On Jan 30, 2019, at 10:53 AM, Ben Tyson <btysonnorrman@gmail.com> wrote:
REPOST FROM STACK EXCHANGE.
IS THAT NECESSARY?
Version of FreeRadius:Latest from Download Operating System: ARM (raspberry PI) or Linux (can be switched, as needed)
I'm trying to create an open WPA2-EAP wireless network. Yes, I know that's a contradiction in terms, but bear with me.
It's pretty much designed to be impossible.
We need client separation, rather than authentication - so need the WPA2-EAP facilities, without authentication users.
Windows 7 & 10 clients and DD-wrt as the wireless access point
**Note the windows clients do not have admin rights, so I can't install client and CA certs on them**
Then you can't do it.
It is possible to tell FreeRadius to accept all, by using DEFAULT Auth-Type = Accept - however that just returns an authorised to the access point - and doesn't return a MSCHAPv2-Successful, so the client can connect to the network, but then doesn't get the correct response to continue, so keeps on trying to authenticate.
Exactly.
Does anyone know if there is a way of forcing the MSCHAP module to return authorised (e.g. a debugging mode) - or would it be reasonable to strip the module, so that it always returns Successful.
That's not how it works. The Wifi clients encrypt each packet with a secret key. That key is derived but the Wifi client && the RADIUS server from a successful authentication. The RADIUS server sends the keys to the access point. Without a successful authentication, there is nothing to derived.
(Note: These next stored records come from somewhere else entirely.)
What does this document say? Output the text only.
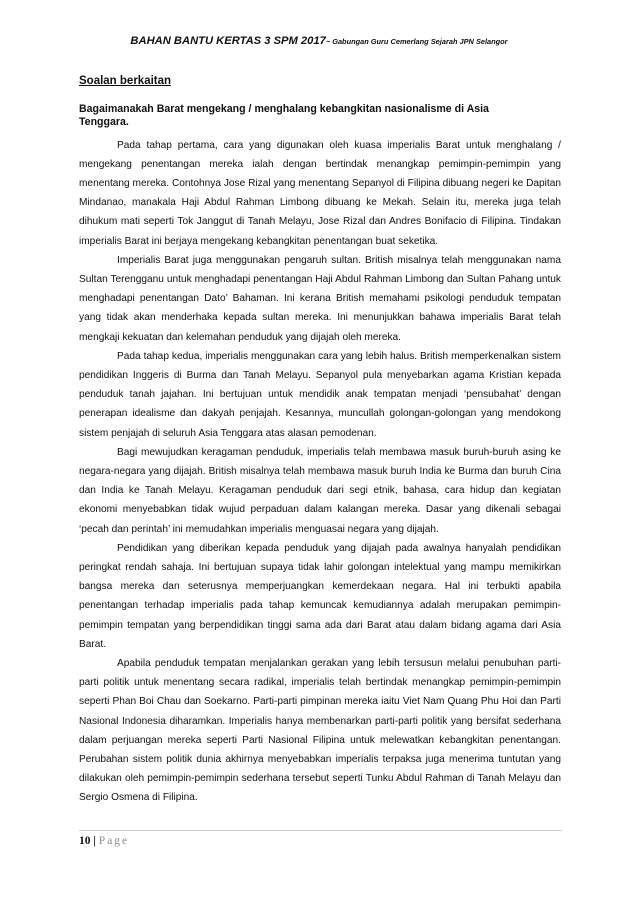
BAHAN BANTU KERTAS 3 SPM 2017~ Gabungan Guru Cemerlang Sejarah JPN Selangor
Soalan berkaitan
Bagaimanakah Barat mengekang / menghalang kebangkitan nasionalisme di Asia Tenggara.

Pada tahap pertama, cara yang digunakan oleh kuasa imperialis Barat untuk menghalang / mengekang penentangan mereka ialah dengan bertindak menangkap pemimpin-pemimpin yang menentang mereka. Contohnya Jose Rizal yang menentang Sepanyol di Filipina dibuang negeri ke Dapitan Mindanao, manakala Haji Abdul Rahman Limbong dibuang ke Mekah. Selain itu, mereka juga telah dihukum mati seperti Tok Janggut di Tanah Melayu, Jose Rizal dan Andres Bonifacio di Filipina. Tindakan imperialis Barat ini berjaya mengekang kebangkitan penentangan buat seketika.

Imperialis Barat juga menggunakan pengaruh sultan. British misalnya telah menggunakan nama Sultan Terengganu untuk menghadapi penentangan Haji Abdul Rahman Limbong dan Sultan Pahang untuk menghadapi penentangan Dato’ Bahaman. Ini kerana British memahami psikologi penduduk tempatan yang tidak akan menderhaka kepada sultan mereka. Ini menunjukkan bahawa imperialis Barat telah mengkaji kekuatan dan kelemahan penduduk yang dijajah oleh mereka.

Pada tahap kedua, imperialis menggunakan cara yang lebih halus. British memperkenalkan sistem pendidikan Inggeris di Burma dan Tanah Melayu. Sepanyol pula menyebarkan agama Kristian kepada penduduk tanah jajahan. Ini bertujuan untuk mendidik anak tempatan menjadi ‘pensubahat’ dengan penerapan idealisme dan dakyah penjajah. Kesannya, muncullah golongan-golongan yang mendokong sistem penjajah di seluruh Asia Tenggara atas alasan pemodenan.

Bagi mewujudkan keragaman penduduk, imperialis telah membawa masuk buruh-buruh asing ke negara-negara yang dijajah. British misalnya telah membawa masuk buruh India ke Burma dan buruh Cina dan India ke Tanah Melayu. Keragaman penduduk dari segi etnik, bahasa, cara hidup dan kegiatan ekonomi menyebabkan tidak wujud perpaduan dalam kalangan mereka. Dasar yang dikenali sebagai ‘pecah dan perintah’ ini memudahkan imperialis menguasai negara yang dijajah.

Pendidikan yang diberikan kepada penduduk yang dijajah pada awalnya hanyalah pendidikan peringkat rendah sahaja. Ini bertujuan supaya tidak lahir golongan intelektual yang mampu memikirkan bangsa mereka dan seterusnya memperjuangkan kemerdekaan negara. Hal ini terbukti apabila penentangan terhadap imperialis pada tahap kemuncak kemudiannya adalah merupakan pemimpin-pemimpin tempatan yang berpendidikan tinggi sama ada dari Barat atau dalam bidang agama dari Asia Barat.

Apabila penduduk tempatan menjalankan gerakan yang lebih tersusun melalui penubuhan parti-parti politik untuk menentang secara radikal, imperialis telah bertindak menangkap pemimpin-pemimpin seperti Phan Boi Chau dan Soekarno. Parti-parti pimpinan mereka iaitu Viet Nam Quang Phu Hoi dan Parti Nasional Indonesia diharamkan. Imperialis hanya membenarkan parti-parti politik yang bersifat sederhana dalam perjuangan mereka seperti Parti Nasional Filipina untuk melewatkan kebangkitan penentangan. Perubahan sistem politik dunia akhirnya menyebabkan imperialis terpaksa juga menerima tuntutan yang dilakukan oleh pemimpin-pemimpin sederhana tersebut seperti Tunku Abdul Rahman di Tanah Melayu dan Sergio Osmena di Filipina.

10 | Page
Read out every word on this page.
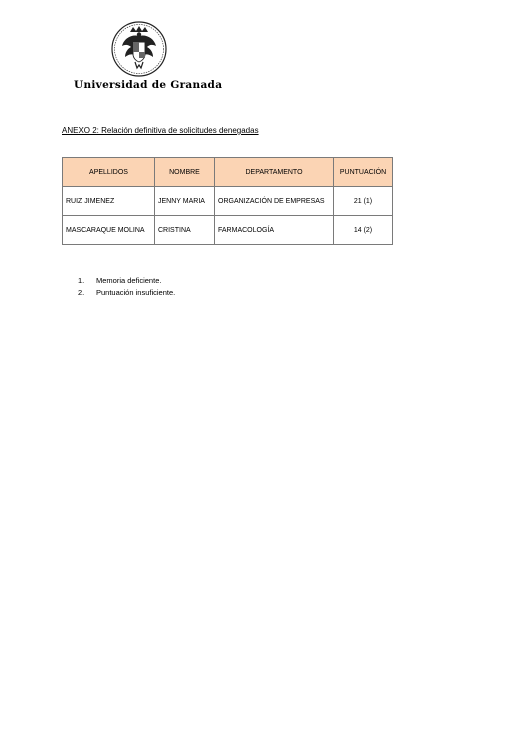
Universidad de Granada
ANEXO 2: Relación definitiva de solicitudes denegadas
APELLIDOS	NOMBRE	DEPARTAMENTO	PUNTUACIÓN
RUIZ JIMENEZ	JENNY MARIA	ORGANIZACIÓN DE EMPRESAS	21 (1)
MASCARAQUE MOLINA	CRISTINA	FARMACOLOGÍA	14 (2)
1. Memoria deficiente.
2. Puntuación insuficiente.
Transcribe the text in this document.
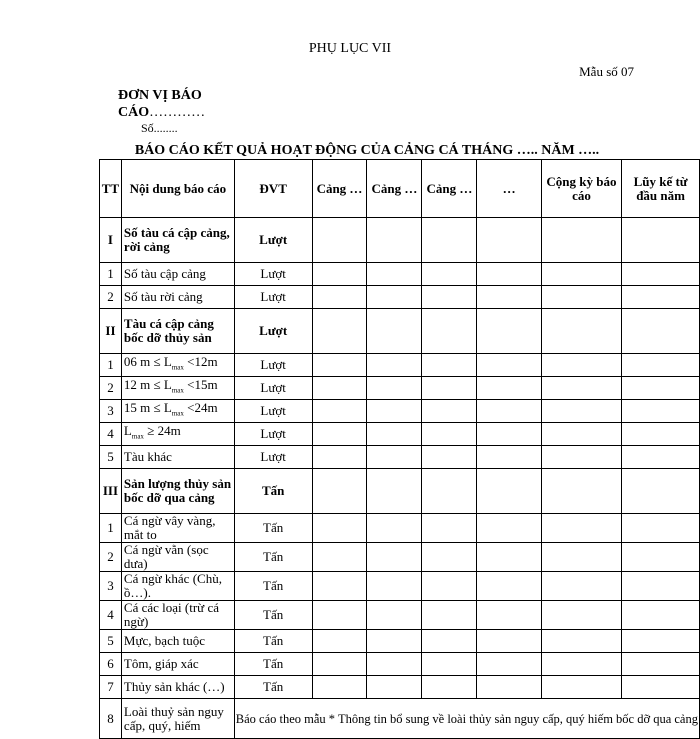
PHỤ LỤC VII
Mẫu số 07
ĐƠN VỊ BÁO CÁO…………
Số........
BÁO CÁO KẾT QUẢ HOẠT ĐỘNG CỦA CẢNG CÁ THÁNG ….. NĂM …..
TT	Nội dung báo cáo	ĐVT	Cảng …	Cảng …	Cảng …	…	Cộng kỳ báo cáo	Lũy kế từ đầu năm
I	Số tàu cá cập cảng, rời cảng	Lượt						
1	Số tàu cập cảng	Lượt						
2	Số tàu rời cảng	Lượt						
II	Tàu cá cập cảng bốc dỡ thủy sản	Lượt						
1	06 $m \le L_{max} <12m$	Lượt						
2	12 $m \le L_{max} <15m$	Lượt						
3	15 $m \le L_{max} <24m$	Lượt						
4	$L_{max} \ge 24m$	Lượt						
5	Tàu khác	Lượt						
III	Sản lượng thủy sản bốc dỡ qua cảng	Tấn						
1	Cá ngừ vây vàng, mắt to	Tấn						
2	Cá ngừ vằn (sọc dưa)	Tấn						
3	Cá ngừ khác (Chù, ồ…).	Tấn						
4	Cá các loại (trừ cá ngừ)	Tấn						
5	Mực, bạch tuộc	Tấn						
6	Tôm, giáp xác	Tấn						
7	Thủy sản khác (…)	Tấn						
8	Loài thuỷ sản nguy cấp, quý, hiếm	Báo cáo theo mẫu * Thông tin bổ sung về loài thủy sản nguy cấp, quý hiếm bốc dỡ qua cảng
You can't just invent a key and send it to the AP. The WiFi client will see that authentication hasn't succeeded, and will refuse to connect.
Any other thoughts, gratefully received, but note: anything that involves going hands on with the clients won't work.
What you want to do is impossible. It was *designed* to be impossible to do. Your options are: a) install something on the client (certs, WiFi config) b) have an open WiFi network, and rely on a captive portal to control access c) have no WiFi network That is all. Alan DeKok.